A recurring pattern in which hospitals or behavioral-health providers refuse evaluations, specialty transfers, or stabilizing admissions even when patients qualify for emergency or higher-level care.
This pattern shows how financial triage, narrow specialty rules, and capacity gatekeeping can leave people in the wrong setting without timely stabilizing treatment.
How the harm happens
- Specialty access is filtered through payment or internal convenience.: Uninsured status, travel distance, internal specialty rules, or perceived administrative burden are used to narrow who gets accepted for stabilizing treatment.
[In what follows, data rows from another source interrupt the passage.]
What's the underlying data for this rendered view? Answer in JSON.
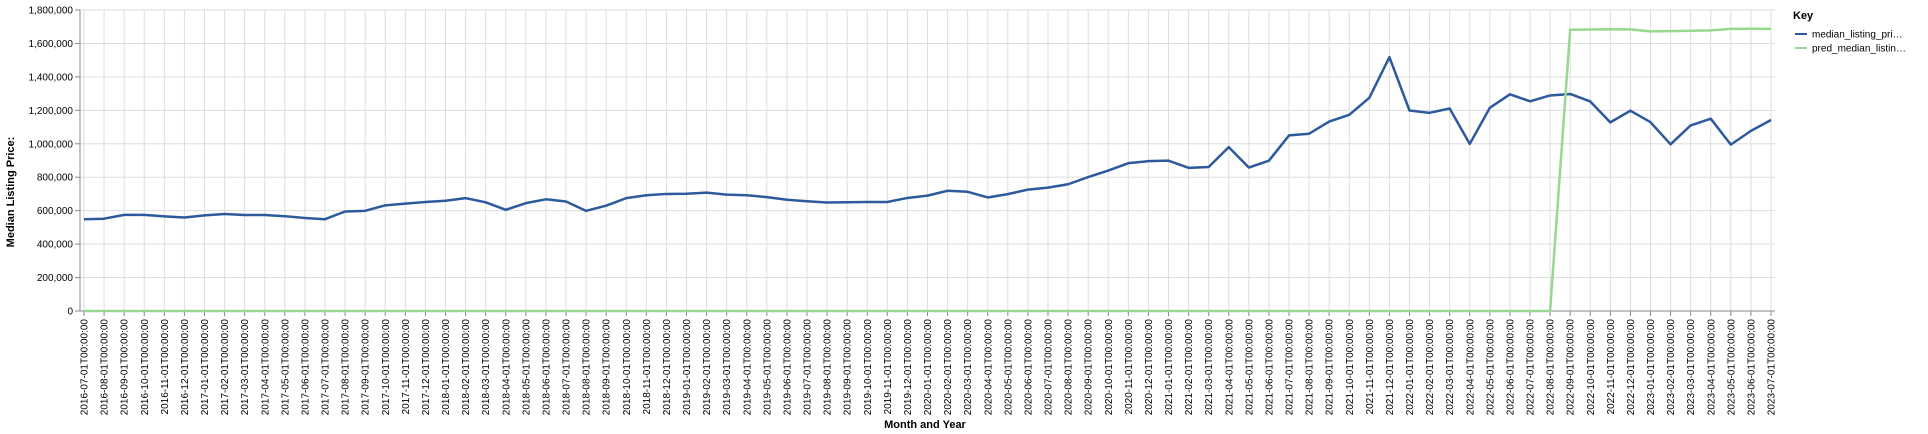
{
  "chart_data": {
    "type": "line",
    "xlabel": "Month and Year",
    "ylabel": "Median Listing Price:",
    "ylim": [
      0,
      1800000
    ],
    "yticks": [
      "0",
      "200,000",
      "400,000",
      "600,000",
      "800,000",
      "1,000,000",
      "1,200,000",
      "1,400,000",
      "1,600,000",
      "1,800,000"
    ],
    "grid": true,
    "legend": {
      "title": "Key",
      "placement": "right"
    },
    "x": [
      "2016-07-01T00:00:00",
      "2016-08-01T00:00:00",
      "2016-09-01T00:00:00",
      "2016-10-01T00:00:00",
      "2016-11-01T00:00:00",
      "2016-12-01T00:00:00",
      "2017-01-01T00:00:00",
      "2017-02-01T00:00:00",
      "2017-03-01T00:00:00",
      "2017-04-01T00:00:00",
      "2017-05-01T00:00:00",
      "2017-06-01T00:00:00",
      "2017-07-01T00:00:00",
      "2017-08-01T00:00:00",
      "2017-09-01T00:00:00",
      "2017-10-01T00:00:00",
      "2017-11-01T00:00:00",
      "2017-12-01T00:00:00",
      "2018-01-01T00:00:00",
      "2018-02-01T00:00:00",
      "2018-03-01T00:00:00",
      "2018-04-01T00:00:00",
      "2018-05-01T00:00:00",
      "2018-06-01T00:00:00",
      "2018-07-01T00:00:00",
      "2018-08-01T00:00:00",
      "2018-09-01T00:00:00",
      "2018-10-01T00:00:00",
      "2018-11-01T00:00:00",
      "2018-12-01T00:00:00",
      "2019-01-01T00:00:00",
      "2019-02-01T00:00:00",
      "2019-03-01T00:00:00",
      "2019-04-01T00:00:00",
      "2019-05-01T00:00:00",
      "2019-06-01T00:00:00",
      "2019-07-01T00:00:00",
      "2019-08-01T00:00:00",
      "2019-09-01T00:00:00",
      "2019-10-01T00:00:00",
      "2019-11-01T00:00:00",
      "2019-12-01T00:00:00",
      "2020-01-01T00:00:00",
      "2020-02-01T00:00:00",
      "2020-03-01T00:00:00",
      "2020-04-01T00:00:00",
      "2020-05-01T00:00:00",
      "2020-06-01T00:00:00",
      "2020-07-01T00:00:00",
      "2020-08-01T00:00:00",
      "2020-09-01T00:00:00",
      "2020-10-01T00:00:00",
      "2020-11-01T00:00:00",
      "2020-12-01T00:00:00",
      "2021-01-01T00:00:00",
      "2021-02-01T00:00:00",
      "2021-03-01T00:00:00",
      "2021-04-01T00:00:00",
      "2021-05-01T00:00:00",
      "2021-06-01T00:00:00",
      "2021-07-01T00:00:00",
      "2021-08-01T00:00:00",
      "2021-09-01T00:00:00",
      "2021-10-01T00:00:00",
      "2021-11-01T00:00:00",
      "2021-12-01T00:00:00",
      "2022-01-01T00:00:00",
      "2022-02-01T00:00:00",
      "2022-03-01T00:00:00",
      "2022-04-01T00:00:00",
      "2022-05-01T00:00:00",
      "2022-06-01T00:00:00",
      "2022-07-01T00:00:00",
      "2022-08-01T00:00:00",
      "2022-09-01T00:00:00",
      "2022-10-01T00:00:00",
      "2022-11-01T00:00:00",
      "2022-12-01T00:00:00",
      "2023-01-01T00:00:00",
      "2023-02-01T00:00:00",
      "2023-03-01T00:00:00",
      "2023-04-01T00:00:00",
      "2023-05-01T00:00:00",
      "2023-06-01T00:00:00",
      "2023-07-01T00:00:00"
    ],
    "series": [
      {
        "name": "median_listing_pri…",
        "color": "#2c5a9c",
        "values": [
          549000,
          552000,
          575000,
          575000,
          566000,
          559000,
          572000,
          580000,
          574000,
          574000,
          567000,
          556000,
          549000,
          595000,
          599000,
          632000,
          642000,
          652000,
          659000,
          675000,
          650000,
          605000,
          645000,
          668000,
          655000,
          599000,
          630000,
          675000,
          692000,
          700000,
          701000,
          708000,
          696000,
          692000,
          681000,
          665000,
          656000,
          649000,
          650000,
          652000,
          652000,
          676000,
          690000,
          719000,
          713000,
          679000,
          699000,
          726000,
          738000,
          758000,
          801000,
          840000,
          884000,
          896000,
          899000,
          856000,
          861000,
          980000,
          858000,
          899000,
          1050000,
          1060000,
          1133000,
          1173000,
          1275000,
          1518000,
          1199000,
          1185000,
          1211000,
          999000,
          1215000,
          1296000,
          1254000,
          1289000,
          1298000,
          1253000,
          1128000,
          1198000,
          1129000,
          997000,
          1110000,
          1150000,
          995000,
          1077000,
          1142000
        ]
      },
      {
        "name": "pred_median_listin…",
        "color": "#98d78f",
        "values": [
          0,
          0,
          0,
          0,
          0,
          0,
          0,
          0,
          0,
          0,
          0,
          0,
          0,
          0,
          0,
          0,
          0,
          0,
          0,
          0,
          0,
          0,
          0,
          0,
          0,
          0,
          0,
          0,
          0,
          0,
          0,
          0,
          0,
          0,
          0,
          0,
          0,
          0,
          0,
          0,
          0,
          0,
          0,
          0,
          0,
          0,
          0,
          0,
          0,
          0,
          0,
          0,
          0,
          0,
          0,
          0,
          0,
          0,
          0,
          0,
          0,
          0,
          0,
          0,
          0,
          0,
          0,
          0,
          0,
          0,
          0,
          0,
          0,
          0,
          1682000,
          1683000,
          1685000,
          1684000,
          1672000,
          1674000,
          1676000,
          1678000,
          1687000,
          1688000,
          1687000
        ]
      }
    ]
  }
}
- Capability is reframed as unavailability.: Hospitals or facilities with apparent capability or capacity present the problem as outside scope, unavailable, or inappropriate rather than acknowledging a transfer or evaluation duty.
- The referring setting absorbs the risk.: The original emergency department, community hospital, or family is left to manage an unstable patient without the specialty resources that were requested.
- Oversight appears after repeated denials.: EMTALA findings, OIG notices, corporate integrity agreements, or litigation often surface only after the access-denial behavior has already repeated across multiple patients.
Helpful indicators
- Transfer refusal and EMTALA enforcement activity: Counts of substantiated transfer refusals, EMTALA settlements, or enforcement notices that show whether providers are repeatedly turning away qualifying patients.
- Psychiatric bed and specialty access capacity: Psychiatric bed availability, specialty staffing, referral bottlenecks, and emergency wait times that show where access is structurally constrained or selectively rationed.
- Payer-mix and uninsured access disparities: Indicators showing whether uninsured or publicly insured patients face materially different acceptance, transfer, or admission outcomes.
Helpful records
- EMTALA and OIG records: OIG enforcement notices, EMTALA settlement documents, CMS complaint findings, and transfer-related corrective actions.
- Hospital transfer and intake records: Transfer requests, acceptance logs, intake notes, specialist-call documentation, and emergency department records showing what care was requested and refused.
- Corporate oversight and compliance records: Corporate Integrity Agreements, Senate investigations, compliance reports, and internal oversight findings that show repeated access failures at provider-system scale.